Let’s practise and perform a wilcoxon test from the coin package on one taxon.

# run wilcoxon test
wtsingle <- coin::wilcox_test(taxtab[,"Muribaculum intestinale"] ~ mocktreat, data = taxtab, confint=TRUE)

# get the p-value
coin::pvalue(wtsingle)

Q10: Is this taxon significantly different between timepoints?

Why is this the case? Let’s look at the box plot to see.

Mint <- taxtab %>% 
  select(c("Muribaculum intestinale","mocktreat")) %>% 
  gather(key=taxa,value = rel_abund,-mocktreat)

ggplot(Mint, aes(x=mocktreat,y=rel_abund)) +
  geom_boxplot(aes(color=mocktreat)) +
  geom_jitter(aes(x=mocktreat,color=mocktreat))

6.2. Perform Wilcoxon test to compare two groups

First we create an empty dataframe to collect the results from the multiple tests for each species.

# save all taxa names
taxnames<-brel_spec$taxa

# empty dataframe, setting up all required columns
df_w<-data.frame(pvalue= vector(length = length(taxnames)), 
                 padjust = vector(length = length(taxnames)))
rownames(df_w)<-taxnames # set rownames to taxa

Then we run the wilcoxon test in a for-loop for each species and save the p-value to our dataframe.

for (taxa in taxnames) {
    wt <- coin::wilcox_test(taxtab[,taxa] ~ mocktreat, data = taxtab)
    df_w[taxa,"pvalue"] <- coin::pvalue(wt)
}

Since now we performed many statistical tests, we need to adjust our p-value for multiple testing. Find out more here ?p.adjust. Here we do this according to the Benjamini-Hochberg (BH) correction.

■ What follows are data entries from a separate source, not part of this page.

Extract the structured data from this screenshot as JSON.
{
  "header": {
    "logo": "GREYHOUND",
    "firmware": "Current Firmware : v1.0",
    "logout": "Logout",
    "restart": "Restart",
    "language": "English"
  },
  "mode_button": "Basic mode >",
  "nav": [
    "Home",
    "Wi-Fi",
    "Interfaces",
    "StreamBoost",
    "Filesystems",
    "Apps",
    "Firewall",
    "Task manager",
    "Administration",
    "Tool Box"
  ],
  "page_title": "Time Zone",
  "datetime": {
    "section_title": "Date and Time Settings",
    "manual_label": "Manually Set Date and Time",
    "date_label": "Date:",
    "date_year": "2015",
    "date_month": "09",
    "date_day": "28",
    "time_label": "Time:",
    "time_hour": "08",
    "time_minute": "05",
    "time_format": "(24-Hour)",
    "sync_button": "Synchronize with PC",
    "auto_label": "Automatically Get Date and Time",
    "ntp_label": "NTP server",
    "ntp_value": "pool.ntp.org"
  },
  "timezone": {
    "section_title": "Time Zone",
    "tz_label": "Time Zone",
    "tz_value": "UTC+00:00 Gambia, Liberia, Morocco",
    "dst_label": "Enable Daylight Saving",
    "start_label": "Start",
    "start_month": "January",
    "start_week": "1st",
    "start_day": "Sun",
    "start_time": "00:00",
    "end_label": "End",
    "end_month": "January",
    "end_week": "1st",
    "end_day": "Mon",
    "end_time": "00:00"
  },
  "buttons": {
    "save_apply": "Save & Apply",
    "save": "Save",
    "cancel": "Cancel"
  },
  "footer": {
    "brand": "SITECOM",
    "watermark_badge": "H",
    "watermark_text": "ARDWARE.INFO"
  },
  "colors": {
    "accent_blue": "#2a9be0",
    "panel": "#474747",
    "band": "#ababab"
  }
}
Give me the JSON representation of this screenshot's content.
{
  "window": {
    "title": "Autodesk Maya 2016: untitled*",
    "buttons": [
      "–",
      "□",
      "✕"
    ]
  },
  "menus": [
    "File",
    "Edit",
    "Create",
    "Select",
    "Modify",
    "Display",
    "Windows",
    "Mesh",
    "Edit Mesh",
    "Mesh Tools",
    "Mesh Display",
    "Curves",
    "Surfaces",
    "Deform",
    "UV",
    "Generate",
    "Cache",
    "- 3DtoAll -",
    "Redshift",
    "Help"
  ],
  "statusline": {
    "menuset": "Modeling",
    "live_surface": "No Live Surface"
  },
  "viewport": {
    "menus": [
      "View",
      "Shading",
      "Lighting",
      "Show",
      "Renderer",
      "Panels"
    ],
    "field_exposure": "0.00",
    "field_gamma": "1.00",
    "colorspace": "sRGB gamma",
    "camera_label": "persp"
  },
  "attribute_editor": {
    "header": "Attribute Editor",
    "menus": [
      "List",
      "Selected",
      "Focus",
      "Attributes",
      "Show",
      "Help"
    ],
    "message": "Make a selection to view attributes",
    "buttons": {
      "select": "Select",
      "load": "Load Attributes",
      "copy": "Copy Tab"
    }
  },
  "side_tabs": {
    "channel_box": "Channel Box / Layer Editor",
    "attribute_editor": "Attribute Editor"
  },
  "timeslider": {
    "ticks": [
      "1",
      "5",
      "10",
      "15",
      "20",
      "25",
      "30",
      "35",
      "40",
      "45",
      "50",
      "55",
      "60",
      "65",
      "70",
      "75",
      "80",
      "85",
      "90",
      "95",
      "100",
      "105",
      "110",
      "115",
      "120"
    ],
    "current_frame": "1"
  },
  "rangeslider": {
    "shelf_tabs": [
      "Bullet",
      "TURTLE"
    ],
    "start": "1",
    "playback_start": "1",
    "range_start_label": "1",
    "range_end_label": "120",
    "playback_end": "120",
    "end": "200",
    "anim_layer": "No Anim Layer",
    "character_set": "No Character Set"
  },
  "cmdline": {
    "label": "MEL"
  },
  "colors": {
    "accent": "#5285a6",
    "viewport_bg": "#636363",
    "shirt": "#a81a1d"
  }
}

# Correct p-values for multiple testing (using BH)
df_w$padjust <- p.adjust(df_w$pvalue, method = "BH")
head(df_w)

You can see that we have unadjusted and adjusted p-values for each species.

Q11: How many species were differentially abundant after p-vajue correction? Which species?

# only significant taxa
df_w_sig <- subset(df_w, padjust<0.05)
head(df_w_sig)

sigtax<-rownames(df_w_sig)
sigtax

Now plot the significantly different species as boxplot to see the shift.

sigtax<-taxtab %>%
  select(c(all_of(sigtax),mocktreat)) %>%
  gather(key=taxa,value = rel_abund,-mocktreat)

ggplot(sigtax, aes(x=mocktreat,y=rel_abund)) +
  geom_boxplot(aes(color=mocktreat)) +
  theme(axis.text.x = element_text(angle=45,hjust = 1)) +
  geom_jitter(aes(color=mocktreat), alpha=0.5, size=2) +
  ggtitle("Significantly different taxa") +
  facet_grid(. ~ taxa)

Q12: What do you see in the box plots?